US stocks inched higher on Wednesday, as investors awaited a widely expected interest rate hike by the Federal Reserve and its guidance on the monetary policy. Media stocks were under the spotlight after a court approved AT&T's $85 billion deal to buy Time Warner.
Shares of the HBO channel owner rose 2.6 percent. However, AT&T dropped 5.4 percent, sending the S&P telecom services index down 3.75 percent to its biggest single-day fall in nearly four months. A rate hike of a quarter percentage point is priced in by the market participants, who will parse the statement for clues on whether the Fed will raise rates three or four times this year. The announcement is due at 2:00 p.m. ET.

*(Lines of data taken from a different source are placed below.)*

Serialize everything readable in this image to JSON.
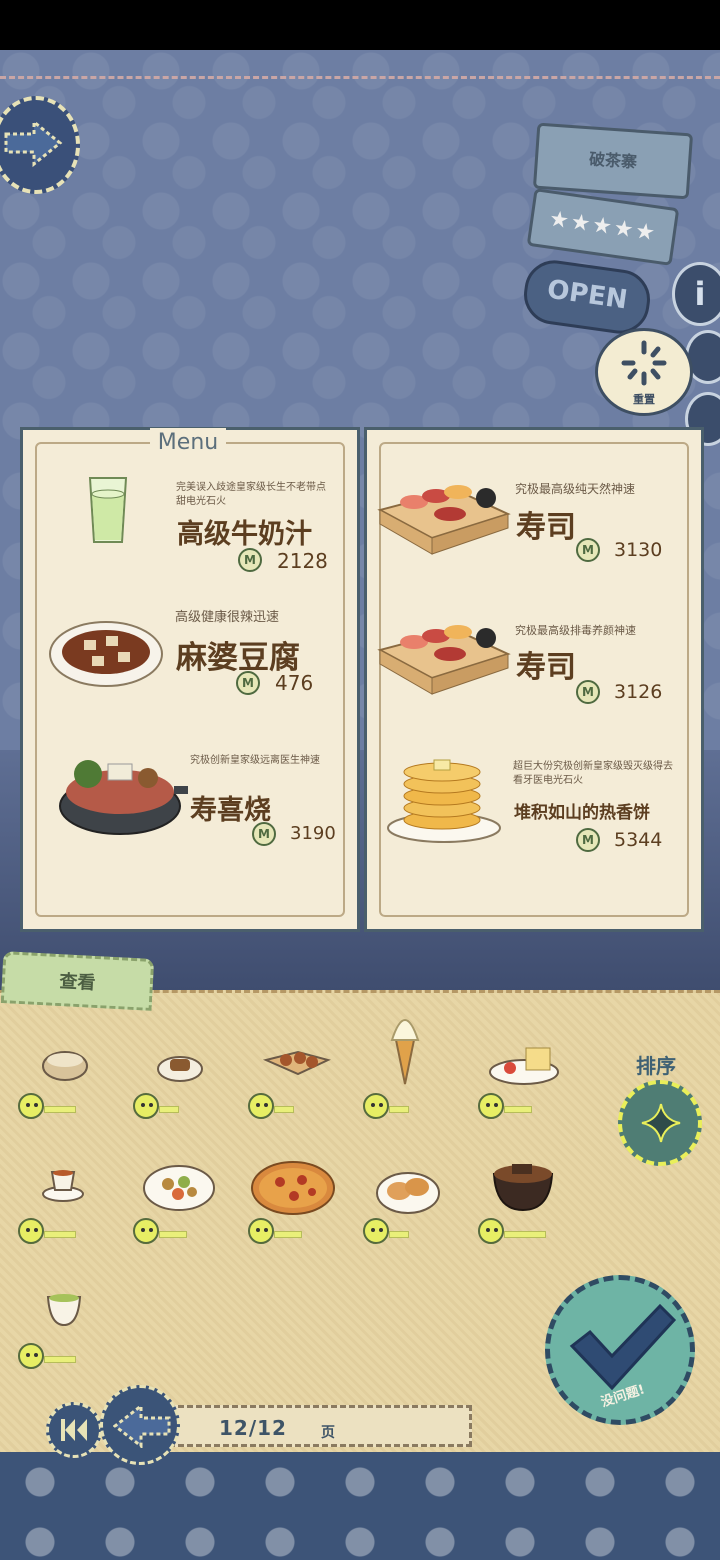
{
  "shop": {
    "name": "破茶寨",
    "stars": "★★★★★",
    "status": "OPEN",
    "reset_label": "重置"
  },
  "menu": {
    "title": "Menu",
    "currency_icon": "coin-m-icon",
    "coin_symbol": "M",
    "left_items": [
      {
        "desc": "完美误入歧途皇家级长生不老带点甜电光石火",
        "name": "高级牛奶汁",
        "price": "2128"
      },
      {
        "desc": "高级健康很辣迅速",
        "name": "麻婆豆腐",
        "price": "476"
      },
      {
        "desc": "究极创新皇家级远离医生神速",
        "name": "寿喜烧",
        "price": "3190"
      }
    ],
    "right_items": [
      {
        "desc": "究极最高级纯天然神速",
        "name": "寿司",
        "price": "3130"
      },
      {
        "desc": "究极最高级排毒养颜神速",
        "name": "寿司",
        "price": "3126"
      },
      {
        "desc": "超巨大份究极创新皇家级毁灭级得去看牙医电光石火",
        "name": "堆积如山的热香饼",
        "price": "5344"
      }
    ]
  },
  "catalog": {
    "view_tab": "查看",
    "sort_label": "排序",
    "ok_label": "没问题!",
    "foods": [
      {
        "icon": "soup-icon"
      },
      {
        "icon": "pastry-plate-icon"
      },
      {
        "icon": "takoyaki-icon"
      },
      {
        "icon": "soft-serve-icon"
      },
      {
        "icon": "cake-plate-icon"
      },
      {
        "icon": "tea-cup-icon"
      },
      {
        "icon": "salad-plate-icon"
      },
      {
        "icon": "pizza-icon"
      },
      {
        "icon": "croissant-plate-icon"
      },
      {
        "icon": "stew-bowl-icon"
      },
      {
        "icon": "green-tea-icon"
      }
    ]
  },
  "pager": {
    "current": "12",
    "total": "12",
    "text": "12/12",
    "unit": "页"
  },
  "colors": {
    "panel": "#f4ecd7",
    "ink": "#5c3e20",
    "accent_green": "#e7ee64",
    "footer": "#3d5478"
  }
}
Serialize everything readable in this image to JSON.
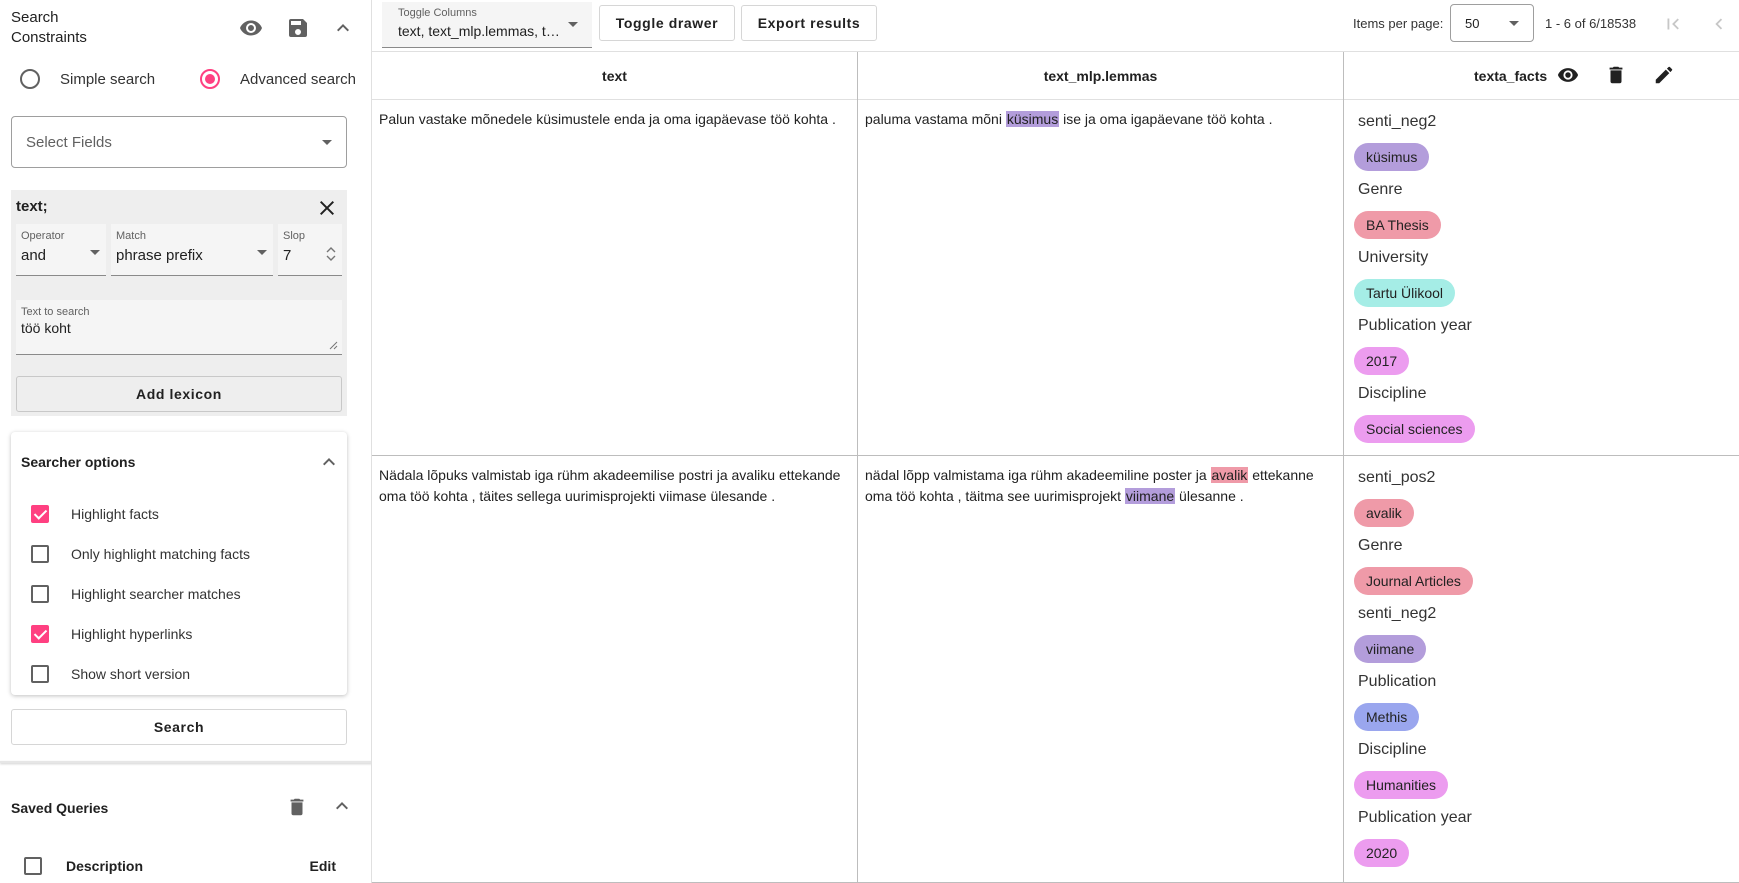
{
  "drawer": {
    "title": "Search Constraints",
    "search_mode": {
      "simple_label": "Simple search",
      "advanced_label": "Advanced search",
      "selected": "advanced"
    },
    "select_fields_placeholder": "Select Fields",
    "constraint": {
      "title": "text;",
      "operator_label": "Operator",
      "operator_value": "and",
      "match_label": "Match",
      "match_value": "phrase prefix",
      "slop_label": "Slop",
      "slop_value": "7",
      "text_label": "Text to search",
      "text_value": "töö koht",
      "add_lexicon_label": "Add lexicon"
    },
    "searcher_options": {
      "title": "Searcher options",
      "items": [
        {
          "label": "Highlight facts",
          "checked": true
        },
        {
          "label": "Only highlight matching facts",
          "checked": false
        },
        {
          "label": "Highlight searcher matches",
          "checked": false
        },
        {
          "label": "Highlight hyperlinks",
          "checked": true
        },
        {
          "label": "Show short version",
          "checked": false
        }
      ]
    },
    "search_button_label": "Search",
    "saved_queries": {
      "title": "Saved Queries",
      "col_description": "Description",
      "col_edit": "Edit"
    }
  },
  "toolbar": {
    "toggle_columns_label": "Toggle Columns",
    "toggle_columns_value": "text, text_mlp.lemmas, texta_facts",
    "toggle_drawer_label": "Toggle drawer",
    "export_results_label": "Export results",
    "items_per_page_label": "Items per page:",
    "items_per_page_value": "50",
    "range_label": "1 - 6 of 6/18538"
  },
  "colors": {
    "accent": "#ff4081",
    "chip_purple": "#b39ddb",
    "chip_pink": "#ef9aa8",
    "chip_cyan": "#a5ede6",
    "chip_magenta": "#ec9cef",
    "chip_blue": "#9aa6ee"
  },
  "table": {
    "columns": [
      "text",
      "text_mlp.lemmas",
      "texta_facts"
    ],
    "rows": [
      {
        "text": "Palun vastake mõnedele küsimustele enda ja oma igapäevase töö kohta .",
        "lemmas": [
          {
            "t": "paluma vastama mõni ",
            "hl": null
          },
          {
            "t": "küsimus",
            "hl": "#b39ddb"
          },
          {
            "t": " ise ja oma igapäevane töö kohta .",
            "hl": null
          }
        ],
        "facts": [
          {
            "name": "senti_neg2",
            "value": "küsimus",
            "color": "#b39ddb"
          },
          {
            "name": "Genre",
            "value": "BA Thesis",
            "color": "#ef9aa8"
          },
          {
            "name": "University",
            "value": "Tartu Ülikool",
            "color": "#a5ede6"
          },
          {
            "name": "Publication year",
            "value": "2017",
            "color": "#ec9cef"
          },
          {
            "name": "Discipline",
            "value": "Social sciences",
            "color": "#ec9cef"
          }
        ]
      },
      {
        "text": "Nädala lõpuks valmistab iga rühm akadeemilise postri ja avaliku ettekande oma töö kohta , täites sellega uurimisprojekti viimase ülesande .",
        "lemmas": [
          {
            "t": "nädal lõpp valmistama iga rühm akadeemiline poster ja ",
            "hl": null
          },
          {
            "t": "avalik",
            "hl": "#ef9aa8"
          },
          {
            "t": " ettekanne oma töö kohta , täitma see uurimisprojekt ",
            "hl": null
          },
          {
            "t": "viimane",
            "hl": "#b39ddb"
          },
          {
            "t": " ülesanne .",
            "hl": null
          }
        ],
        "facts": [
          {
            "name": "senti_pos2",
            "value": "avalik",
            "color": "#ef9aa8"
          },
          {
            "name": "Genre",
            "value": "Journal Articles",
            "color": "#ef9aa8"
          },
          {
            "name": "senti_neg2",
            "value": "viimane",
            "color": "#b39ddb"
          },
          {
            "name": "Publication",
            "value": "Methis",
            "color": "#9aa6ee"
          },
          {
            "name": "Discipline",
            "value": "Humanities",
            "color": "#ec9cef"
          },
          {
            "name": "Publication year",
            "value": "2020",
            "color": "#ec9cef"
          }
        ]
      }
    ]
  },
  "icons": {
    "visibility": "eye-icon",
    "save": "save-icon",
    "collapse": "chevron-up-icon",
    "close": "close-icon",
    "trash": "trash-icon",
    "edit": "pencil-icon",
    "first_page": "first-page-icon",
    "prev_page": "chevron-left-icon"
  }
}
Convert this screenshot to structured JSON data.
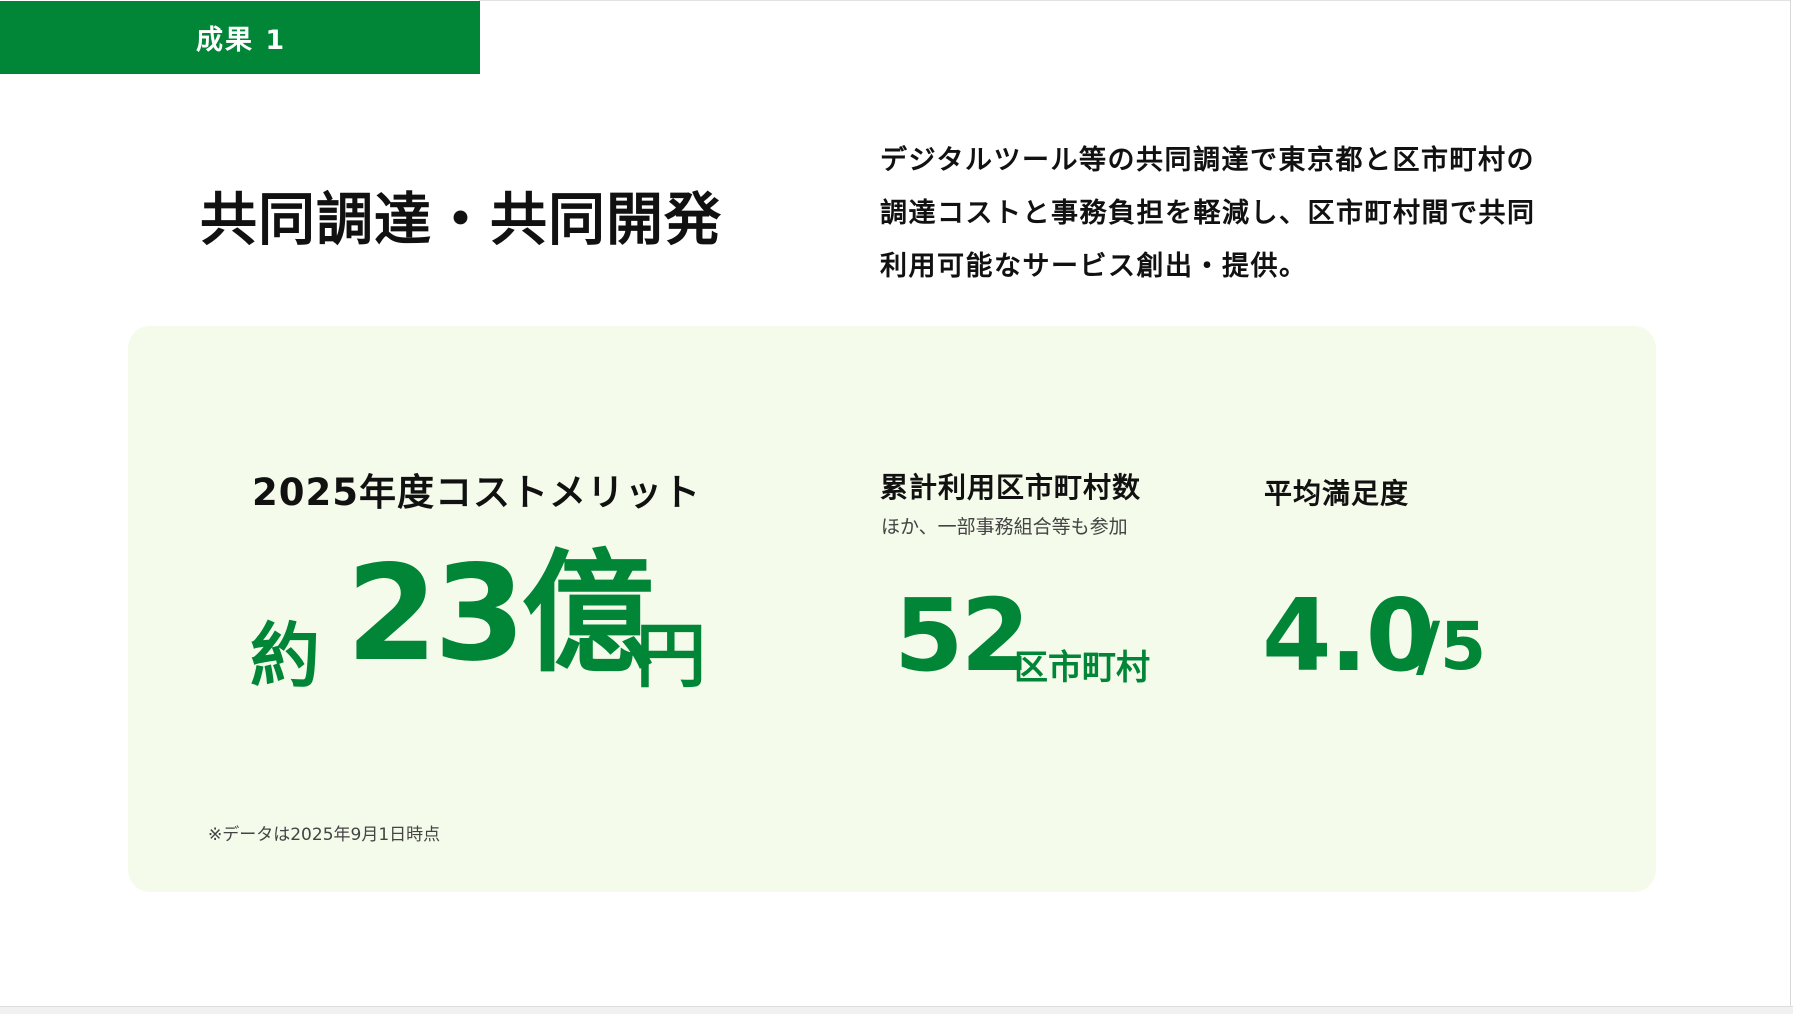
{
  "badge": {
    "label": "成果 1"
  },
  "header": {
    "title": "共同調達・共同開発",
    "description_lines": [
      "デジタルツール等の共同調達で東京都と区市町村の",
      "調達コストと事務負担を軽減し、区市町村間で共同",
      "利用可能なサービス創出・提供。"
    ]
  },
  "metrics": {
    "cost_merit": {
      "label": "2025年度コストメリット",
      "prefix": "約",
      "value": "23億",
      "unit": "円"
    },
    "municipalities": {
      "label": "累計利用区市町村数",
      "sublabel": "ほか、一部事務組合等も参加",
      "value": "52",
      "unit": "区市町村"
    },
    "satisfaction": {
      "label": "平均満足度",
      "value": "4.0",
      "unit": "/5"
    }
  },
  "footnote": "※データは2025年9月1日時点",
  "colors": {
    "accent_green": "#018536",
    "panel_background": "#f4fbea",
    "text_dark": "#111111"
  }
}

"The uncertainty is whether or not the Fed talks about some of the political stuff going on in DC and concerns about trade," said Willie Delwiche, investment strategist at Robert W. Baird in Milwaukee. At 11:46 a.m. ET the Dow Jones Industrial Average was up 13.91 points, or 0.05 percent, at 25,334.64, the S&P 500 was up 3.76 points, or 0.13 percent, at 2,790.61 and the Nasdaq Composite was up 43.45 points, or 0.56 percent, at 7,747.24.
Other media stocks that got lift from the ruling include Twenty-First Century Fox, which surged 7.5 percent as Comcast Corp is expected to outbid Disney for some of its assets. Stryker jumped 4.3 percent after the medical device maker said it was not in talks to buy rival Boston Scientific, days after a media report on a potential deal between the two companies. Netflix rose 2.5 percent after Goldman Sachs forecast that 2018 would be the peak negative-free cash flow year for the company.